The Trans-Pacific Free-Trade Charade
By Joseph E. Stiglitz – October 2, 2015
NEW YORK – As negotiators and ministers from the United States and 11 other Pacific Rim countries meet in Atlanta in an effort to finalize the details of the sweeping new Trans-Pacific Partnership (TPP), some sober analysis is warranted. The biggest regional trade and investment agreement in history is not what it seems.
You will hear much about the importance of the TPP for “free trade.” The reality is that this is an agreement to manage its members’ trade and investment relations – and to do so on behalf of each country’s most powerful business lobbies. Make no mistake: It is evident from the main outstanding issues, over which negotiators are still haggling, that the TPP is not about “free” trade.
New Zealand has threatened to walk away from the agreement over the way Canada and the US manage trade in dairy products. Australia is not happy with how the US and Mexico manage trade in sugar. And the US is not happy with how Japan manages trade in rice. These industries are backed by significant voting blocs in their respective countries. And they represent just the tip of the iceberg in terms of how the TPP would advance an agenda that actually runs counter to free trade.
For starters, consider what the agreement would do to expand intellectual property rights for big pharmaceutical companies, as we learned from leaked versions of the negotiating text. Economic research clearly shows the argument that such intellectual property rights promote research to be weak at best. In fact, there is evidence to the contrary: When the Supreme Court invalidated Myriad’s patent on the BRCA gene, it led to a burst of innovation that resulted in better tests at lower costs. Indeed, provisions in the TPP would restrain open competition and raise prices for consumers in the US and around the world – anathema to free trade.

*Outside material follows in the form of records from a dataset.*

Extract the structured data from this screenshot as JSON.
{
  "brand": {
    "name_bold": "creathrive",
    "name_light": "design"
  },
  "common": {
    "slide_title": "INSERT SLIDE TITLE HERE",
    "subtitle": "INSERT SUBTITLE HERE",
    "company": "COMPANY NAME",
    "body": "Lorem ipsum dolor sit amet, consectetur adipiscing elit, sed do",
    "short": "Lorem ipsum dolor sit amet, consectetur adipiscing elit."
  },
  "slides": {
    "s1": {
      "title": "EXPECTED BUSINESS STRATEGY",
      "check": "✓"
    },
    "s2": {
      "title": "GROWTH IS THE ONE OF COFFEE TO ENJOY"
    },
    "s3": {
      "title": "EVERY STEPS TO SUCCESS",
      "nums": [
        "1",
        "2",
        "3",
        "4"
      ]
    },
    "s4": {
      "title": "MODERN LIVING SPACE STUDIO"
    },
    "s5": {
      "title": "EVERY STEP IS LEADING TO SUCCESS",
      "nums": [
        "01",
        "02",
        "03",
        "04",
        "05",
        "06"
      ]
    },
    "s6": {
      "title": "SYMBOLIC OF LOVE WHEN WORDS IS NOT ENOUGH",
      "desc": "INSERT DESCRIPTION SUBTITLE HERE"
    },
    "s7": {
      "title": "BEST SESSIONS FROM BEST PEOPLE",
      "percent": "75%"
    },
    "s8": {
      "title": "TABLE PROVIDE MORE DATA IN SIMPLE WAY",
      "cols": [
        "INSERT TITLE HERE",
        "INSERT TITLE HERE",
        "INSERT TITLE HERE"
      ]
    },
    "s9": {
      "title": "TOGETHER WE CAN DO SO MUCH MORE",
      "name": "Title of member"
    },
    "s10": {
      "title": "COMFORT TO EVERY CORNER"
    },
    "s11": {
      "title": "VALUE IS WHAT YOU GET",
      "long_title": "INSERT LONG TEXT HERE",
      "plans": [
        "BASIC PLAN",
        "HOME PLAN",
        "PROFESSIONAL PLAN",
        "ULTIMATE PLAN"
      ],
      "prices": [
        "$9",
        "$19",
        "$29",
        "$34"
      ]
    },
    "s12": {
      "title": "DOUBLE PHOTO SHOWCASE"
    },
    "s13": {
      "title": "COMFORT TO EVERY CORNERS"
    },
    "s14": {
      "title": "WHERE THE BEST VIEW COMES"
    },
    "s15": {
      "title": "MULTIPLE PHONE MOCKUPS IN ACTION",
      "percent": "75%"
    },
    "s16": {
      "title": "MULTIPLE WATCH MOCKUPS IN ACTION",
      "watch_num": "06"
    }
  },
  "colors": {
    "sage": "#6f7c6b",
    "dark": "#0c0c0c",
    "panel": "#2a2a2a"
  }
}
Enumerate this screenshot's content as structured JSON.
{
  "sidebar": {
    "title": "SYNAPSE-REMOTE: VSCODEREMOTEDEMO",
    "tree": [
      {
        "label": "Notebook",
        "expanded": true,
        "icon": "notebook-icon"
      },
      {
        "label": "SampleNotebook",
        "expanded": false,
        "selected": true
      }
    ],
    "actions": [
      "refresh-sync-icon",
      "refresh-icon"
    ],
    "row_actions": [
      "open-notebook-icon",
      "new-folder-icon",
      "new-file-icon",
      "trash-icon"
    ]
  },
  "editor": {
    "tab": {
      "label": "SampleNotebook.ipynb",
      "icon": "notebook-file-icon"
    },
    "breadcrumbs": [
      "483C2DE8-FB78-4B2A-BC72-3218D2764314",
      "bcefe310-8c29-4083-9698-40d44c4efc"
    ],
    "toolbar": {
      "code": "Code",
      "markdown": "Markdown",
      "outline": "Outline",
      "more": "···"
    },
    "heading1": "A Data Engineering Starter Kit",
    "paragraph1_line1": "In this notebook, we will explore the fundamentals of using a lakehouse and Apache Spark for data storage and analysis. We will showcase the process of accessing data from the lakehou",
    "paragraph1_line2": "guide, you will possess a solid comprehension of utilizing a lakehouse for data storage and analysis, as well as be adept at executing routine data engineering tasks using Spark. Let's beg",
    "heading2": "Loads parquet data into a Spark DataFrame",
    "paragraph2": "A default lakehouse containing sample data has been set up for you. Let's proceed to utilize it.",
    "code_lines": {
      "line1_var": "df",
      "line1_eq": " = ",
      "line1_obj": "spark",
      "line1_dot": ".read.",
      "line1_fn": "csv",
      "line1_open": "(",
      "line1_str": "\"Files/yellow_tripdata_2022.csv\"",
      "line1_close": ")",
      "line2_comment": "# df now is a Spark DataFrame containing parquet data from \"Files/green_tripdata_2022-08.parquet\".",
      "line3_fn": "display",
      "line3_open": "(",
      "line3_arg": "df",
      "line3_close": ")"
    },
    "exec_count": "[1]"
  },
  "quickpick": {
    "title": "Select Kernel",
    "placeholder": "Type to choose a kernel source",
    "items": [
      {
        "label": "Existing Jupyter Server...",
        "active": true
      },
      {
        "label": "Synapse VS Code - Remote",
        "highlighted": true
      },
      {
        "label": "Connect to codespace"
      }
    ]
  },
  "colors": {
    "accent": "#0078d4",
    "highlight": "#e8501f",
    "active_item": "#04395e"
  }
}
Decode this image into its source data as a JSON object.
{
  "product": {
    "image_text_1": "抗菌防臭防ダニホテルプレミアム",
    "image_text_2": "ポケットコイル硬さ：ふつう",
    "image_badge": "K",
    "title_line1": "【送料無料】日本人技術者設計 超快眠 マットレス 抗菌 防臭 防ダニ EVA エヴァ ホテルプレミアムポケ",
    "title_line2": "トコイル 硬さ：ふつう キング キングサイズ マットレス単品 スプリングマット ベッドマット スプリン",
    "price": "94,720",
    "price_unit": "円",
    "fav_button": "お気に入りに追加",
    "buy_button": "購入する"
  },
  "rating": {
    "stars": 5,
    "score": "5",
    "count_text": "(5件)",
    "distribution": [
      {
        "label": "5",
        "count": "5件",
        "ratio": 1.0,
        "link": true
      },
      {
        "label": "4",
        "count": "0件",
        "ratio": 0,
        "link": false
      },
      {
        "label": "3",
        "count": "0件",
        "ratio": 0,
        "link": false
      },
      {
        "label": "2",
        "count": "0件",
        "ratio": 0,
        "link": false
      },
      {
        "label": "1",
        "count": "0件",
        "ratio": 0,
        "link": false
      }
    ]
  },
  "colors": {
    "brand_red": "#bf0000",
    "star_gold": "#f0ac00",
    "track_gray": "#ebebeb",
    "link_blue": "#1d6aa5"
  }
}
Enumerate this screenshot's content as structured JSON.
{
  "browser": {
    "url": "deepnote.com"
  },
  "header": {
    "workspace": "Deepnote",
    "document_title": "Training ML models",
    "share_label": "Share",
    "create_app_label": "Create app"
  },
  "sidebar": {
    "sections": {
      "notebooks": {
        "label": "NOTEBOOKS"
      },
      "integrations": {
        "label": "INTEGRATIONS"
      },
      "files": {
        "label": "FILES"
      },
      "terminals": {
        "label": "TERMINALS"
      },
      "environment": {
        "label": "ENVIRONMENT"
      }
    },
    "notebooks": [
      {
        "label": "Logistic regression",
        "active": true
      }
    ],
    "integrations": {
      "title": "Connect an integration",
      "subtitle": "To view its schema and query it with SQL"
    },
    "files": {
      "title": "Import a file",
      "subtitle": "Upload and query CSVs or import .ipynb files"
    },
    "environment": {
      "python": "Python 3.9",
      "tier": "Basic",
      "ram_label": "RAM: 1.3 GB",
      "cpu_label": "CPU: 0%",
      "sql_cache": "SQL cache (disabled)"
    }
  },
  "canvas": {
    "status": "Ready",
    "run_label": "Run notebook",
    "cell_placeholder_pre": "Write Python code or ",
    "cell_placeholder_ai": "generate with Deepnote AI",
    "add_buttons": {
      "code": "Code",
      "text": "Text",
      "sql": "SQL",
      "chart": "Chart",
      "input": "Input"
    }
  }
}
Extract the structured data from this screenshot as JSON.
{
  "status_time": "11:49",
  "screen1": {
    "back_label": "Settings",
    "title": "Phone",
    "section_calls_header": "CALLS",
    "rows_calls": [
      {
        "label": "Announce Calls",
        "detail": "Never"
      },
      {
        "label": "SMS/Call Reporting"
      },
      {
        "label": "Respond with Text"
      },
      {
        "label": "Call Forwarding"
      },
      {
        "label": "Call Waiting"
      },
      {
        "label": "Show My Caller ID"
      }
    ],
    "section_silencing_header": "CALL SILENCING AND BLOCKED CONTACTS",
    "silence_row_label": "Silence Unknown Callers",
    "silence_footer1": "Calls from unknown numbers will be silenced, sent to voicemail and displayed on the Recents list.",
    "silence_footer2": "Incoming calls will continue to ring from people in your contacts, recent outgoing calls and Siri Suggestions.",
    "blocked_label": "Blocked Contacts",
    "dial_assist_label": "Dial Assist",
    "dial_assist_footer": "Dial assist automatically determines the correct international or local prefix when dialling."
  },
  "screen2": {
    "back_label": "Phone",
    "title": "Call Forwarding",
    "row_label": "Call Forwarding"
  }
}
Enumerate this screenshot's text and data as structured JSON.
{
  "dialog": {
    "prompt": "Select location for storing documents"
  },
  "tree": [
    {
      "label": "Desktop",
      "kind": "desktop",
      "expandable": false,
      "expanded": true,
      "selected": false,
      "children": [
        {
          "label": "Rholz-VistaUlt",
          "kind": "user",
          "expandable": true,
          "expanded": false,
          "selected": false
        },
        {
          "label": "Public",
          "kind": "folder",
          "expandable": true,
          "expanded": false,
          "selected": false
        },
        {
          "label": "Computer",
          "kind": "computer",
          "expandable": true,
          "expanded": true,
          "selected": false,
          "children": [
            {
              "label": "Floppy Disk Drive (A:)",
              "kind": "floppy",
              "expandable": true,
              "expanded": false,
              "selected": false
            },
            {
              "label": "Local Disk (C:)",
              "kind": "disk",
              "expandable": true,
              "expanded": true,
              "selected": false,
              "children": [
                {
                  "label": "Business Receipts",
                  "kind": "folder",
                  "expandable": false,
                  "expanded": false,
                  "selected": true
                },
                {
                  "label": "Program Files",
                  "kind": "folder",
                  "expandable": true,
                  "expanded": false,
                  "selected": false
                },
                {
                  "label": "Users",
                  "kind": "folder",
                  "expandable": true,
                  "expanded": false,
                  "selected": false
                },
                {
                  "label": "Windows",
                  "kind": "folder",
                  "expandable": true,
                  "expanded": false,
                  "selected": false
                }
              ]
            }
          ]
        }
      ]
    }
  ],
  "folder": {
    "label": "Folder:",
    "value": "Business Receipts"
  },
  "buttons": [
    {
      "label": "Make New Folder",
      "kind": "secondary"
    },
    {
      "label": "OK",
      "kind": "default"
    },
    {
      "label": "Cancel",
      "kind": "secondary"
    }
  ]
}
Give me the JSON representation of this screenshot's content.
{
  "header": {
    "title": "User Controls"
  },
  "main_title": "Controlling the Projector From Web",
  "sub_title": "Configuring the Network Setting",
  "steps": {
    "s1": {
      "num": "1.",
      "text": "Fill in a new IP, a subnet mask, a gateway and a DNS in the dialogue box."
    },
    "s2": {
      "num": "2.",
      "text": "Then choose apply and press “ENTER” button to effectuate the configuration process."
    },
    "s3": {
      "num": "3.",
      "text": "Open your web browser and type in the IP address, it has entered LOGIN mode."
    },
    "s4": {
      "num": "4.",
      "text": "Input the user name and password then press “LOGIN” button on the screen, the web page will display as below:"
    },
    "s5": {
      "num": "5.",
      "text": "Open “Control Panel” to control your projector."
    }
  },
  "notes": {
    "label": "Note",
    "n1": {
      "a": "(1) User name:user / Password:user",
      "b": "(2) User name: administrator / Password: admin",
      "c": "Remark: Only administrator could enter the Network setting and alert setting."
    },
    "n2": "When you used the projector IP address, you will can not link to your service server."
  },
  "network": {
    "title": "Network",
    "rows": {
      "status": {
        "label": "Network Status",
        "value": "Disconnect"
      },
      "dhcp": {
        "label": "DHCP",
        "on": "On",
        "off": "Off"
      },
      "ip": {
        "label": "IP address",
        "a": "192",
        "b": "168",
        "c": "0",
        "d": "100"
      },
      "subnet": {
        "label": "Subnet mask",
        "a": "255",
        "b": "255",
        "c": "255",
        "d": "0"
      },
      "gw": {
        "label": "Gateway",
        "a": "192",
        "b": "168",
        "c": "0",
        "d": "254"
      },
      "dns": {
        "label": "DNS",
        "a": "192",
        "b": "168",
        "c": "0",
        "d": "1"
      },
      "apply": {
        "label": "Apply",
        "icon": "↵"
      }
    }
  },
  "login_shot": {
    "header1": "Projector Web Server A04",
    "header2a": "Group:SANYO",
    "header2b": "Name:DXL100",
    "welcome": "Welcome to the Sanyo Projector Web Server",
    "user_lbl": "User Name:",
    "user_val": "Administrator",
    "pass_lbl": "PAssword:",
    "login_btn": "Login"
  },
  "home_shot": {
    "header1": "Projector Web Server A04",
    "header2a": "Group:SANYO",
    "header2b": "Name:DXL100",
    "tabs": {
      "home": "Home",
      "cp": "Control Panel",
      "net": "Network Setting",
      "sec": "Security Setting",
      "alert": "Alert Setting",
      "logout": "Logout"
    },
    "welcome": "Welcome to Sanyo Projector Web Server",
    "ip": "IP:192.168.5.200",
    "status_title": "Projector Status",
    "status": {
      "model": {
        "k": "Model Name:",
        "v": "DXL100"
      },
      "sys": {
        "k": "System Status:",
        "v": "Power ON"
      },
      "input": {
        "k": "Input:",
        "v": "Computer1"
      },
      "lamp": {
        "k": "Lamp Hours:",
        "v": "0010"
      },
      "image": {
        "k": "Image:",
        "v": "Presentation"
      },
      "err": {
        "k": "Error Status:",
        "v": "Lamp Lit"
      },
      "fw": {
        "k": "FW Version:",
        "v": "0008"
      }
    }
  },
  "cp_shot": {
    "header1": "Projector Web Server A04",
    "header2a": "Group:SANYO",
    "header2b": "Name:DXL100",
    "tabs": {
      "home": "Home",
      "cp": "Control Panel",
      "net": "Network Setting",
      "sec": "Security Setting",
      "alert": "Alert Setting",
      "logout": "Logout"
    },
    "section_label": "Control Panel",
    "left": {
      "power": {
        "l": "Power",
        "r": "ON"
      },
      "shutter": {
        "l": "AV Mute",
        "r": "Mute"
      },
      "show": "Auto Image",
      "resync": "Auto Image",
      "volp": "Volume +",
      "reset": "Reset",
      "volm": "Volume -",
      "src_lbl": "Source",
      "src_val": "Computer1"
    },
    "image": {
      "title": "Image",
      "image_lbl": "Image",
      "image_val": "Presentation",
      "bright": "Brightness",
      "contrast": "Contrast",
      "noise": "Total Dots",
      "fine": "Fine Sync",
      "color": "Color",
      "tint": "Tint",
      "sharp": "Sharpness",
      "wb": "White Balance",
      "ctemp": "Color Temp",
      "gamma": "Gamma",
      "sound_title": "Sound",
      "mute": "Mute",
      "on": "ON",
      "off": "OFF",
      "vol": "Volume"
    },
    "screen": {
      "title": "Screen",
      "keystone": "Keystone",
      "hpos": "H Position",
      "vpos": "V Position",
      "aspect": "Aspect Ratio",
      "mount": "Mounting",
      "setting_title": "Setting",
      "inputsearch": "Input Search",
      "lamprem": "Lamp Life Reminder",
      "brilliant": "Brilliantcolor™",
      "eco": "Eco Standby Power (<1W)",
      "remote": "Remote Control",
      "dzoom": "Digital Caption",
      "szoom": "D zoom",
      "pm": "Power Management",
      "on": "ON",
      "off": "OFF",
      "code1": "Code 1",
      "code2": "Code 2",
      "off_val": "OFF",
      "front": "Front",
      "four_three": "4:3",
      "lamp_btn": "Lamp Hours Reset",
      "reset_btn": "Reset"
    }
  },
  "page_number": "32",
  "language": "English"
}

The TPP would manage trade in pharmaceuticals through a variety of seemingly arcane rule changes on issues such as “patent linkage,” “data exclusivity,” and “biologics.” The upshot is that pharmaceutical companies would effectively be allowed to extend – sometimes almost indefinitely – their monopolies on patented medicines, keep cheaper generics off the market, and block “biosimilar” competitors from introducing new medicines for years. That is how the TPP will manage trade for the pharmaceutical industry if the US gets its way.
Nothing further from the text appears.